Skills are set to be an issue for the geotechnical market as workload demands increase
Rising demand for geotechnical services can clearly be seen in the increase in geotechnical staff numbers recorded in the Geotechnical Services File this year. Also, for the first time since the recession hit in 2008, less than 1% of respondents to the GSF survey expect to have to reduce staff numbers in the next 12 months.
The 48.5% of respondents who expect staff numbers to increase over the next year will not have an easy task ahead of them as many businesses are already reporting that finding staff with the necessary skills is difficult.
“Recruitment is the main challenge we face,” says URS director of geoservices and mining John Holden. “The increasing scale and complexity of projects mean the need for good geotechnical specialists, and in particular tunnel designers, is greater than ever. We have opportunities for staff to work on high-profile projects across Europe – we can’t recruit fast enough.”

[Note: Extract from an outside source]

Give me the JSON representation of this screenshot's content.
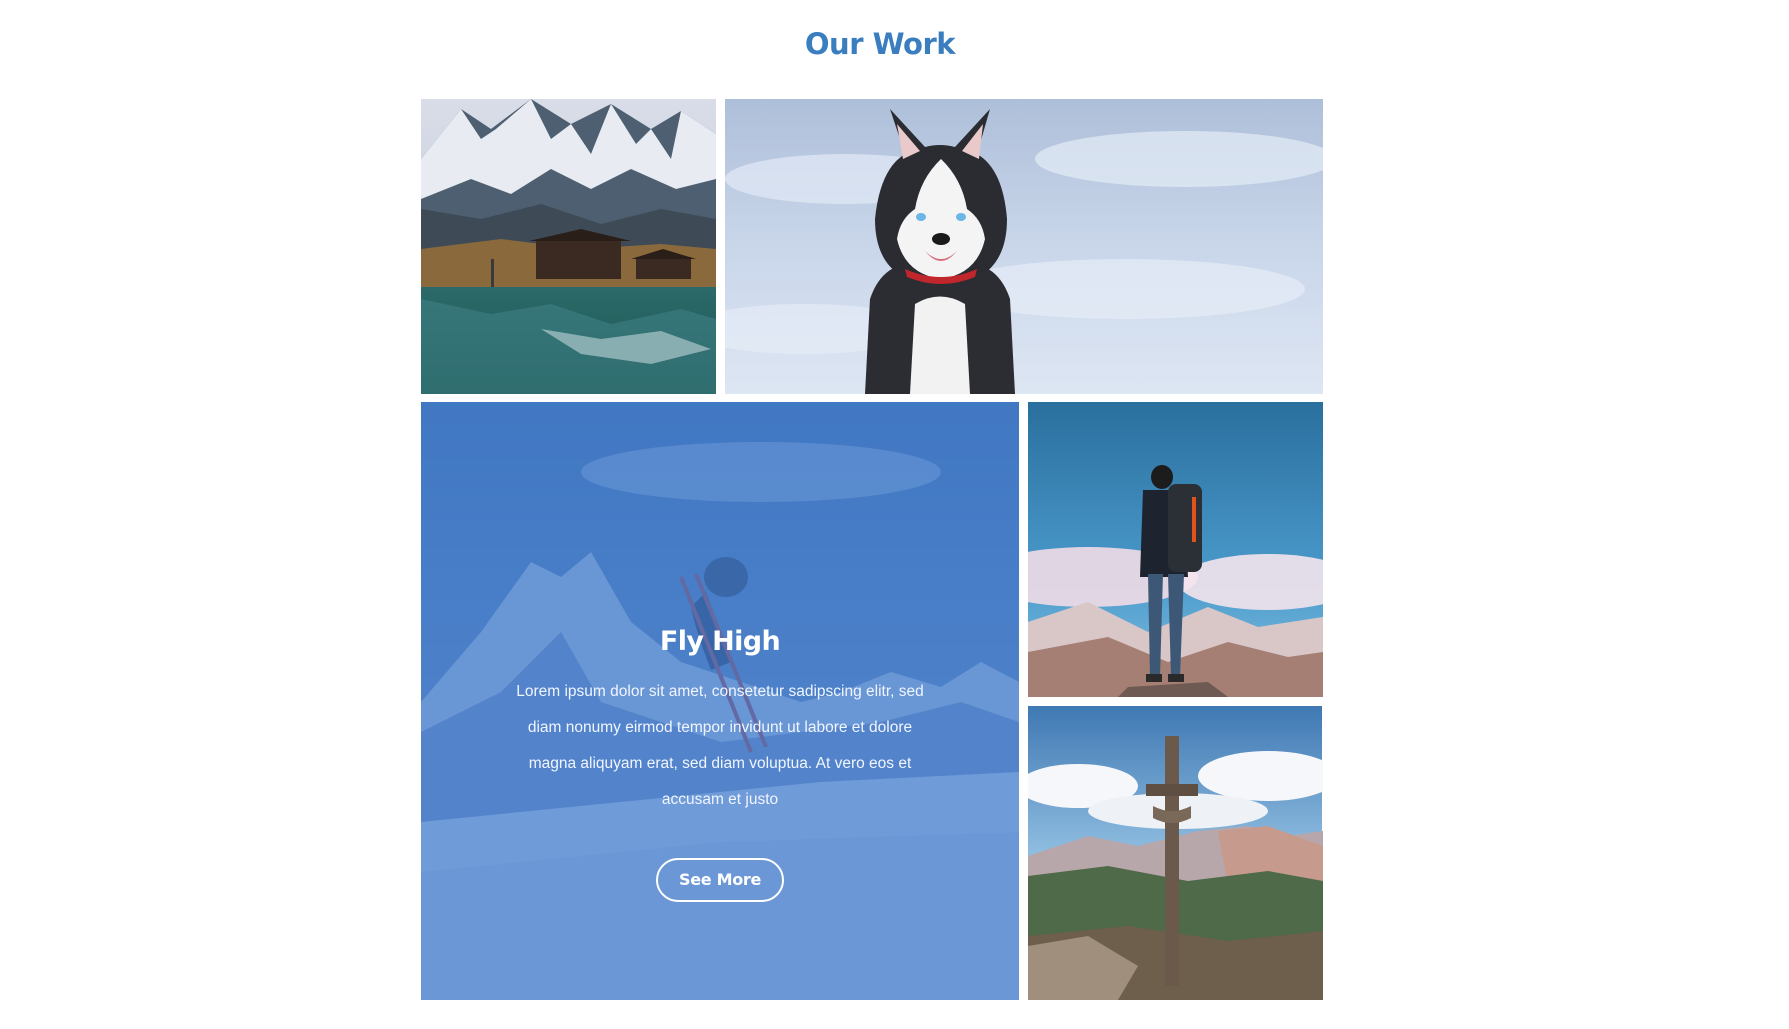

One respondent, who preferred not to be named, told GE that a number of his staff had been poached by rival firms in recent months to fill positions that were above their skill levels and were being tempted by companies offering higher salaries than he could match. “A large number of the skilled staff we are fighting for have moved out of the industry or moved overseas during the last five years,” he said. “There is not the same pool of people available as there used to be.”
Recently retired geotechnical engineer Frank Shannon said that the industry is now paying the price for constantly and consistently failing to plan for the future. Shannon believes that retention of geotechnical job titles on the reserved occupation lists for immigration is an own goal for the sector and the industry needs to start paying higher salaries in order to attract and retain staff.
According to Shannon, redundancies over the last five years may have helped with short-term cash flow problems, but there was no long-term strategy that considered staff morale, motivation or retention.
“If they now pay the right wages they will get the right staff but there is inertia in the system and so it’s hard luck if employers have to turn work away,” he says. “If they do employ a poor calibre of staff they will face PI claims and learn a hard lesson.”
Pay scales across the industry do vary and for the first time the 2013 GSF included a salary survey. While it is difficult to draw any conclusions from the initial results, the figures gathered will set a good benchmark for future years to check whether future remuneration levels are keeping pace with business growth.